Pixel Screenshots can’t be turned into a Microsoft Recall clone even if you try

Ryan Haines / Android Authority

TL;DR

  • The new Pixel Screenshots app only processes about 15 screenshots a day automatically.
  • Pixel Screenshots is a new app on the Google Pixel 9 that extracts information from your screenshots so you can search through them later.
  • Many liken it to Microsoft’s Recall feature for Windows, but Recall processes far more screenshots far more frequently.

The Google Pixel 9 series made its debut at the Made by Google event earlier this week, and as everyone expected, Google AI was the centerpiece of the event, even more so than the actual hardware. The Pixel 9 not only introduces exciting new AI camera features like Add Me and Reimagine but also new AI-powered apps like Pixel Screenshots.

Pixel Screenshots is a new app that uses on-device AI to analyze the screenshots you take, extract text and other information from those screenshots, and then create a database that you can later search through. For example, if you took a screenshot of a flan recipe a couple of months ago, you can open the Pixel Screenshots app and search “flan recipe” to quickly find that screenshot. You can even type questions about the recipe into the search bar, and the Pixel Screenshots app will use on-device AI to generate an answer.

The on-device AI model used by Pixel Screenshots is called Gemini Nano with multimodality, the latest version of Google’s Gemini Nano large language model (LLM) that’s capable of text, audio, speech, and image processing. Gemini Nano with multimodality is currently only available on the latest Pixel phones with the Google Tensor G4 processor, which includes the Pixel 9, Pixel 9 Pro, Pixel 9 Pro XL, and Pixel 9 Pro Fold.

Because Pixel Screenshots uses on-device AI to process your screenshots in the background, Google put some restrictions on it in order to save battery life. A product manager on the sidelines of the Made by Google event told me that the Pixel 9 throttles the Pixel Screenshots app. Hence, it only automatically processes about 15 screenshots in a single day. The rest are processed when the device is idling and charging, though I’m told you can override this somehow, presumably by opening the Pixel Screenshots app.
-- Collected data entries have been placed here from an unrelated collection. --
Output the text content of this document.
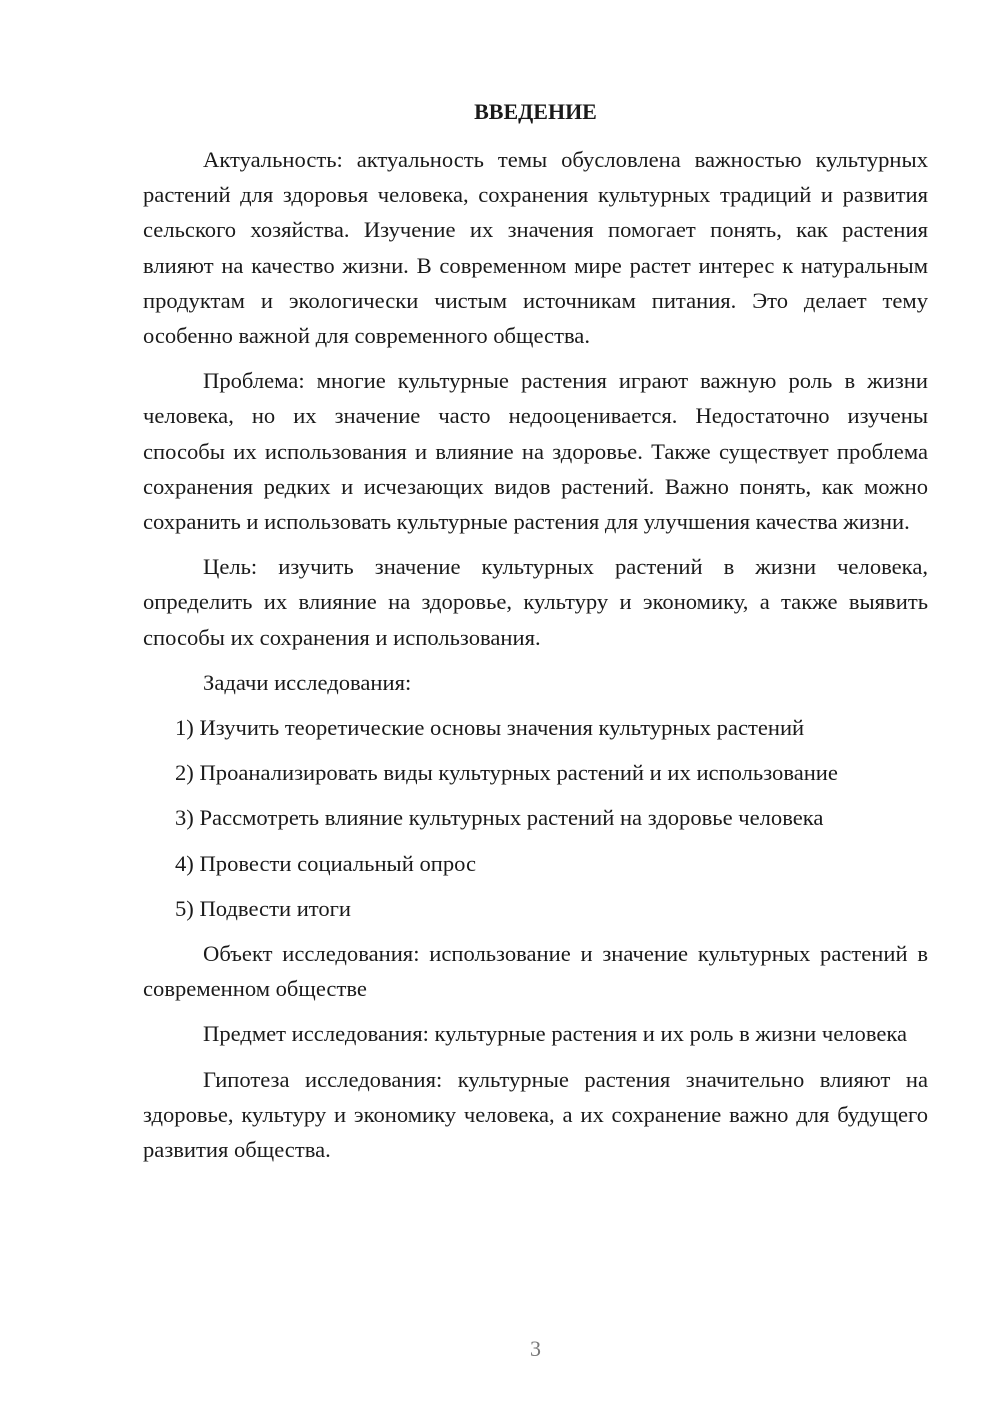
ВВЕДЕНИЕ

Актуальность: актуальность темы обусловлена важностью культурных растений для здоровья человека, сохранения культурных традиций и развития сельского хозяйства. Изучение их значения помогает понять, как растения влияют на качество жизни. В современном мире растет интерес к натуральным продуктам и экологически чистым источникам питания. Это делает тему особенно важной для современного общества.

Проблема: многие культурные растения играют важную роль в жизни человека, но их значение часто недооценивается. Недостаточно изучены способы их использования и влияние на здоровье. Также существует проблема сохранения редких и исчезающих видов растений. Важно понять, как можно сохранить и использовать культурные растения для улучшения качества жизни.

Цель: изучить значение культурных растений в жизни человека, определить их влияние на здоровье, культуру и экономику, а также выявить способы их сохранения и использования.

Задачи исследования:

1) Изучить теоретические основы значения культурных растений

2) Проанализировать виды культурных растений и их использование

3) Рассмотреть влияние культурных растений на здоровье человека

4) Провести социальный опрос

5) Подвести итоги

Объект исследования: использование и значение культурных растений в современном обществе

Предмет исследования: культурные растения и их роль в жизни человека

Гипотеза исследования: культурные растения значительно влияют на здоровье, культуру и экономику человека, а их сохранение важно для будущего развития общества.

3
Pixel Screenshots analyzed screenshot

Mishaal Rahman / Android Authority

Throttling the Pixel Screenshots app so that it only automatically processes about 15 screenshots per day is a smart decision, considering how resource-intensive its processing likely is. Google tells us that it takes about 15-20 seconds to process a screenshot in the background, so if the Pixel Screenshots app were to, say, take a screenshot every 5 seconds like Windows Recall does, then it could take between 3 to 4 hours to process an hour’s worth of screenshots in the background. Of course, this could probably be sped up a lot by allocating more resources to Pixel Screenshots, but Google intentionally set a 15 screenshot cap to preserve battery life and also maintain system health as they don’t want screenshot processing to interrupt any critical flows like taking a photo.

I’m sure that modders will find some way around these limitations, but would anyone really want that? While Android’s app data model is more secure by default than Windows’, the privacy implications of having everything you do saved in a big, searchable database is a bit scary for many. I personally think Google made the right choice in limiting Pixel Screenshots to screenshots you take manually.